= David Howard (ballet teacher) =

English ballet dancer and teacher

David Howard (born David Charles Edwards) (14 June 1937 – 11 August 2013) was an English ballet dancer and teacher, who taught internationally at institutions such as the Royal Ballet, the American Ballet Theatre, San Francisco Ballet, Joffrey Ballet, and the National Ballet of Canada. Howard opened his popular eponymous dance studio in New York City, the David Howard School of Ballet (later the David Howard Dance Center) in 1977, before its closure in 1995. His dance center welcomed all students including children, adult beginners and professionals from the Broadway musicals and ballet. In addition to his teaching, Howard was an expert on the history of the pointe shoe worn by ballet dancers, and a pioneer in their design.

As a boy, Howard studied dance and won the Royal Academy of Dance's Adeline Genée Silver Medal aged 16. When he registered with the British performing artists' union, Equity, he found that a David Edwards was already a member, and so he had to call himself David Howard. Howard later became a dancer in the London Palladium chorus, appearing in shows featuring Julie Andrews, Marlene Dietrich and Danny Kaye. Howard was a soloist at the Sadler's Wells Theater Ballet, the forerunner of the Birmingham Royal Ballet. From the Royal Ballet he briefly joined the National Ballet of Canada, and returned to london in the early 1960s. Howard performed in musicals in London before a back injury ended his performing career, and began to train as a hairdresser, which further hurt his back.

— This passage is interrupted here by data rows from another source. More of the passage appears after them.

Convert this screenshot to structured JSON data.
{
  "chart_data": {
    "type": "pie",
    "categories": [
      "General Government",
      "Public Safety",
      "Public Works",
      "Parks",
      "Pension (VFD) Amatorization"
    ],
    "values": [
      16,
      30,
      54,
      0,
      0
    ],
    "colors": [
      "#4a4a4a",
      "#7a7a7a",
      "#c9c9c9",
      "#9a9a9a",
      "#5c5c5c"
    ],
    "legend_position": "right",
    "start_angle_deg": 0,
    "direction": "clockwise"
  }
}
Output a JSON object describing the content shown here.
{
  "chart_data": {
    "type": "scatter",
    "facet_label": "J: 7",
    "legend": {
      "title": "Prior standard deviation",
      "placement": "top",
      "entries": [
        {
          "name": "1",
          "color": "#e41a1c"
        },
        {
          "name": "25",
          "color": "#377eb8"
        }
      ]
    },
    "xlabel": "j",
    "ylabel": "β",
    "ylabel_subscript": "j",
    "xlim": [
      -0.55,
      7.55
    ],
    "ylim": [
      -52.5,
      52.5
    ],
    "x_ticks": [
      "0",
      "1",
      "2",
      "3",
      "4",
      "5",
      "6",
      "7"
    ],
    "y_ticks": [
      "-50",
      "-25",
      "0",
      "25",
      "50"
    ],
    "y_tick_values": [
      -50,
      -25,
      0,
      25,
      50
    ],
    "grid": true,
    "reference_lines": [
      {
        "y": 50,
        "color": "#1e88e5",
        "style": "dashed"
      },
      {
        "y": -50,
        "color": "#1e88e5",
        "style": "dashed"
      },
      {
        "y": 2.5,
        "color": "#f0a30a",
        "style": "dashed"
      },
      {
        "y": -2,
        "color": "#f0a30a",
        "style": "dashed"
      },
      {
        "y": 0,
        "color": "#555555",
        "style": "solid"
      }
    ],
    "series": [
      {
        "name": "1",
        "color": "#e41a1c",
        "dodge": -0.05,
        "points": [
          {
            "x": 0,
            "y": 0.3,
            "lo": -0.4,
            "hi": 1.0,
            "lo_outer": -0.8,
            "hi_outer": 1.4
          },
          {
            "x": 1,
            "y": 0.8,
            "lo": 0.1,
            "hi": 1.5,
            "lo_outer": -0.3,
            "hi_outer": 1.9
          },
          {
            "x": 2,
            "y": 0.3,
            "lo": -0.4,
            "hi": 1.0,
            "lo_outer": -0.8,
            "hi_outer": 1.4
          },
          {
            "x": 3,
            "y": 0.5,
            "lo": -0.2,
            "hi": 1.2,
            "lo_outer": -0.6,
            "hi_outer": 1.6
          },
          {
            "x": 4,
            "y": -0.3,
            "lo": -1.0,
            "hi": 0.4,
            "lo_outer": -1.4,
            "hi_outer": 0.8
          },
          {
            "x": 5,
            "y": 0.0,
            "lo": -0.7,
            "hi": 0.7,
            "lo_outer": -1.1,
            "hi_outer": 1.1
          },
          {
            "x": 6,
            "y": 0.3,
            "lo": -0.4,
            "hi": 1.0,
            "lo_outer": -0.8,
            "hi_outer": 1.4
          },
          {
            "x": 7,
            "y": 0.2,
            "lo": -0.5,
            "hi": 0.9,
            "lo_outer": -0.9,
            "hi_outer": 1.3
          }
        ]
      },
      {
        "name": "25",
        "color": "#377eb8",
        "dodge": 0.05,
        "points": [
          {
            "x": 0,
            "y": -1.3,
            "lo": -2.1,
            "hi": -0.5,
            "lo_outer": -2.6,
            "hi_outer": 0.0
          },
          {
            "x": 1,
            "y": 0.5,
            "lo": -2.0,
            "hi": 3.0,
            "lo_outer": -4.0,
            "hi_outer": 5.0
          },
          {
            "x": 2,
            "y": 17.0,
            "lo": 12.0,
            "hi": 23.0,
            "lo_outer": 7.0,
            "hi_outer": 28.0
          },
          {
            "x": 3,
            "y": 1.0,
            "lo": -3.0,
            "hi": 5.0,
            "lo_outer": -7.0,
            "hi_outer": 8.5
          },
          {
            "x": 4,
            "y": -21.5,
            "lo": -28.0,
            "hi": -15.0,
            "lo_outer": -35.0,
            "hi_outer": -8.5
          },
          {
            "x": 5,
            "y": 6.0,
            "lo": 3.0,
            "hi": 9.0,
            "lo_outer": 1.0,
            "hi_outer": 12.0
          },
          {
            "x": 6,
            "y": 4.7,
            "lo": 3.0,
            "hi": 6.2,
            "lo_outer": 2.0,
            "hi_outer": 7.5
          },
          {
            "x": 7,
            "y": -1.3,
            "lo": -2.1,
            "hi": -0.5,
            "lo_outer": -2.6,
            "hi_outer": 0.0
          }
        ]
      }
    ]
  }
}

Howard continued to teach dance and in 1966 Howard was contacted by the oil heiress Rebekah Harkness, who was looking for teachers for her ballet school, the Harkness Ballet in New York City. Howard left to teach in her school in Manhattan, where he lived for the rest of his life. Of his move to the United States Howard said that he "...came as an upstart and ended up a part of the American dream." Howard later taught at two dance schools in Manhattan, Steps on Broadway and the Broadway Dance Center. He also taught internationally and created 125 instructional dance CDs and DVDs.

His teaching style was described by The New York Times as "...a kinaesthetic approach, in which dancers were taught to rely less on external feedback from the mirror and more on the minute internal signals that telegraph the position of the head, limbs and torso in space". Howard said of dance that "Out of the feeling comes the form...Ninety percent of the time students are taught the form first. And then they're expected, through some act of God, to get the feeling." Howard's pupils included Gelsey Kirkland, Patricia McBride and Mikhail Baryshnikov. McBride paid tribute to Howard describing him as "...one of the great teachers of our day, for many, many years," and Baryshnikov said of Howard that "He was a kind of father figure for people like me and like Gelsey."